The AQA pages for the course are at: AQA GCSE Computer Science 8525
If you're looking to buy a revision book please make sure it's for the right syllabus and is up to date!
If you're not doing the AQA course you might still find elements of this stuff useful. But do take care – there are some quite big differences between exam boards in CompSci.
Exams and Assessment
There are two exams. These will take place during May or June of Year 11. Both of them are formal, written exams that you go nowhere near a computer to do.
Paper 1 – Computational thinking and programming skills: 2 hour written exam worth 50% of the mark. This assesses Units 1 and 2 and focuses on programming problems. You will have to write program code in Python for this. By hand.

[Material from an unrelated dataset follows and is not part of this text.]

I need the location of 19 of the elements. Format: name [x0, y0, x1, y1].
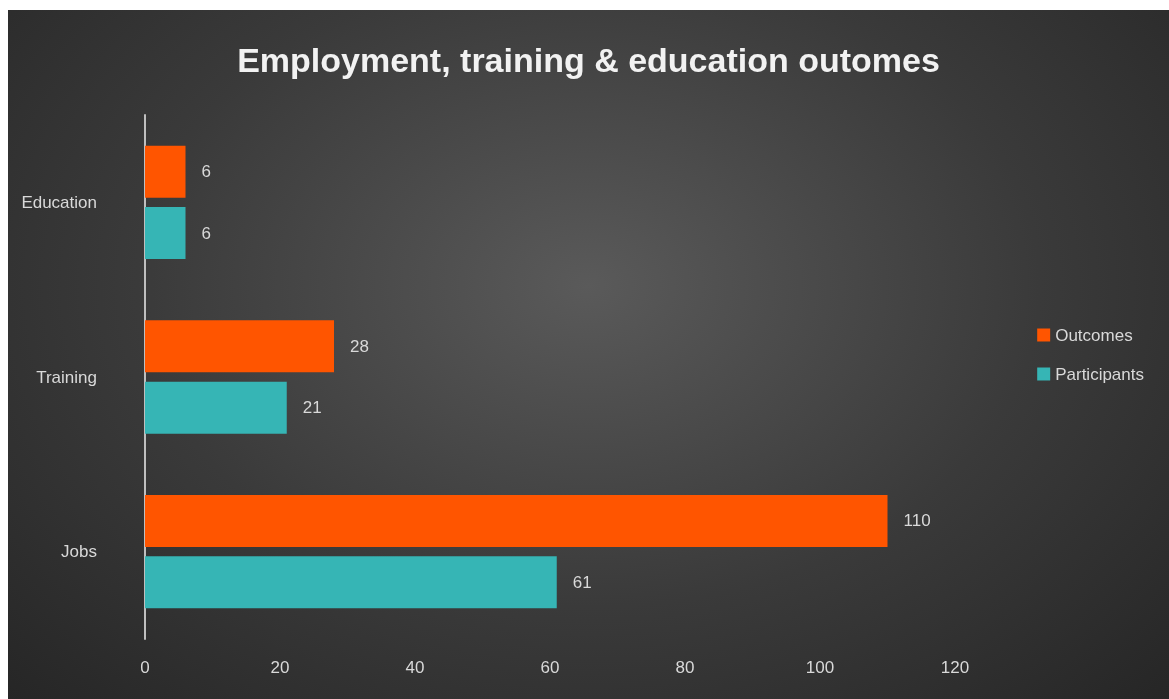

Paper 2 – Computing concepts: 1 hour 45 minute written exam worth 50% of the mark. This assesses Units 3 to 8 and focuses on theory, with the odd calculation thrown in. It includes some questions requiring more extended writing and you will have to write SQL code. By hand.

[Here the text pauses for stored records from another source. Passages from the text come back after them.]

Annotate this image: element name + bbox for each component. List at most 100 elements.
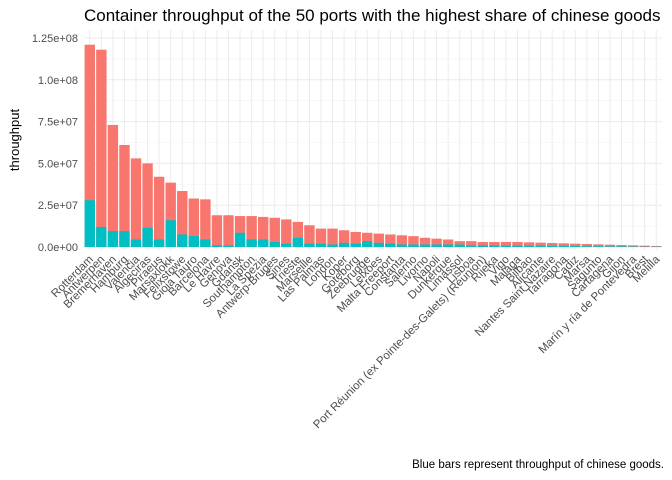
bar-total [338,230,350,247]
bar-total [269,217,280,247]
bar-total [362,232,373,247]
bar-chinese [327,244,338,247]
y-tick-label: 5.0e+07 [38,158,78,170]
bar-chinese [385,243,396,247]
y-tick-label: 0.0e+00 [38,242,78,254]
bar-chinese [211,245,223,247]
bar-total [153,176,165,247]
bar-chinese [500,245,512,247]
bar-total [292,221,304,247]
bar-chinese [454,244,465,247]
bar-chinese [304,243,315,247]
bar-total [489,241,500,247]
bar-chinese [188,236,200,247]
bar-chinese [408,244,419,247]
bar-total [281,219,292,247]
bar-chinese [200,239,211,247]
bar-total [130,158,142,247]
bar-total [442,239,454,247]
bar-total [257,216,269,247]
bar-total [454,241,465,247]
bar-total [546,242,558,247]
bar-chinese [489,245,500,247]
bar-chinese [119,231,130,247]
bar-total [570,243,581,247]
bar-chinese [281,243,292,247]
bar-chinese [338,242,350,247]
bar-chinese [523,245,535,247]
bar-chinese [142,227,153,247]
bar-chinese [604,246,616,247]
y-tick-label: 2.5e+07 [38,200,78,212]
bar-total [188,198,200,247]
bar-total [373,233,384,247]
bar-chinese [627,246,639,247]
bar-total [211,215,223,247]
bar-chinese [257,239,269,247]
bar-chinese [558,245,569,247]
bar-chinese [153,239,165,247]
bar-chinese [396,244,408,247]
bar-total [327,228,338,247]
bar-total [512,241,523,247]
bar-chinese [616,246,627,247]
bar-chinese [246,239,257,247]
bar-chinese [177,234,188,247]
bar-chinese [431,244,442,247]
bar-total [234,216,246,247]
bar-total [223,215,234,247]
bar-total [165,182,176,247]
bar-chinese [512,245,523,247]
bar-chinese [269,241,280,247]
y-axis-label: throughput [7,109,22,172]
bar-chinese [581,246,593,247]
bar-total [523,242,535,247]
chart-title: Container throughput of the 50 ports wit… [84,6,661,25]
bar-chinese [593,246,604,247]
bar-total [477,241,489,247]
bar-total [396,235,408,247]
y-tick-label: 1.25e+08 [32,33,78,45]
bar-total [350,231,361,247]
bar-total [431,238,442,247]
bar-chinese [570,245,581,247]
bar-chinese [546,245,558,247]
bar-chinese [107,231,119,247]
bar-total [200,199,211,247]
bar-total [96,49,107,248]
bar-chinese [442,244,454,247]
bar-chinese [315,243,327,247]
bar-chinese [466,245,477,247]
bar-chinese [350,243,361,247]
bar-total [651,245,662,247]
bar-total [304,225,315,247]
bar-chinese [84,200,95,247]
bar-total [581,243,593,247]
bar-total [627,245,639,247]
bar-total [315,228,327,247]
bar-chinese [373,242,384,247]
bar-chinese [477,245,489,247]
bar-total [408,236,419,247]
bar-total [639,245,650,247]
y-tick-label: 1.0e+08 [38,75,78,87]
bar-chinese [292,237,304,247]
bar-total [419,237,431,247]
bar-chinese [223,245,234,247]
bar-total [558,243,569,247]
bar-total [616,244,627,247]
bar-chinese [535,245,546,247]
bar-chinese [96,226,107,247]
bar-total [119,145,130,247]
bar-chinese [165,220,176,247]
bar-total [84,44,95,247]
bar-chinese [419,244,431,247]
bar-chinese [130,239,142,247]
bar-total [177,190,188,247]
bar-total [246,216,257,247]
bar-total [385,234,396,247]
bar-total [107,124,119,247]
chart-caption: Blue bars represent throughput of chines… [412,459,664,471]
bar-total [535,242,546,247]
bar-total [142,163,153,247]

Both papers are non-calculator.
There is no coursework or portfolio work in Computer Science.
The Units:
Each unit has its own section on the left menu bar:
- Algorithms
- Programming - data types, operators, selection, loops etc...
- Data Representation - including binary, hexadecimal, images and sound
- Computer Systems - hardware and software
- Networks
- Cyber security
- Databases including writing SQL
- Ethical, legal and environmental issues
Pseudo-code and Programming code:
Pseudo-code will be used in Paper 1 as a way of presenting some programming questions. This is just a way of writing computer code that everyone can understand without getting into specific programming language syntax.
You need to be able to read the exam board style of pseudo-code and understand what it means.
You then need to be able to understand and write programming code in a real programming language. There is a choice of programming languages, but I focus just on Python.
There is an exam board guide to pseudo-code syntax on the AQA website.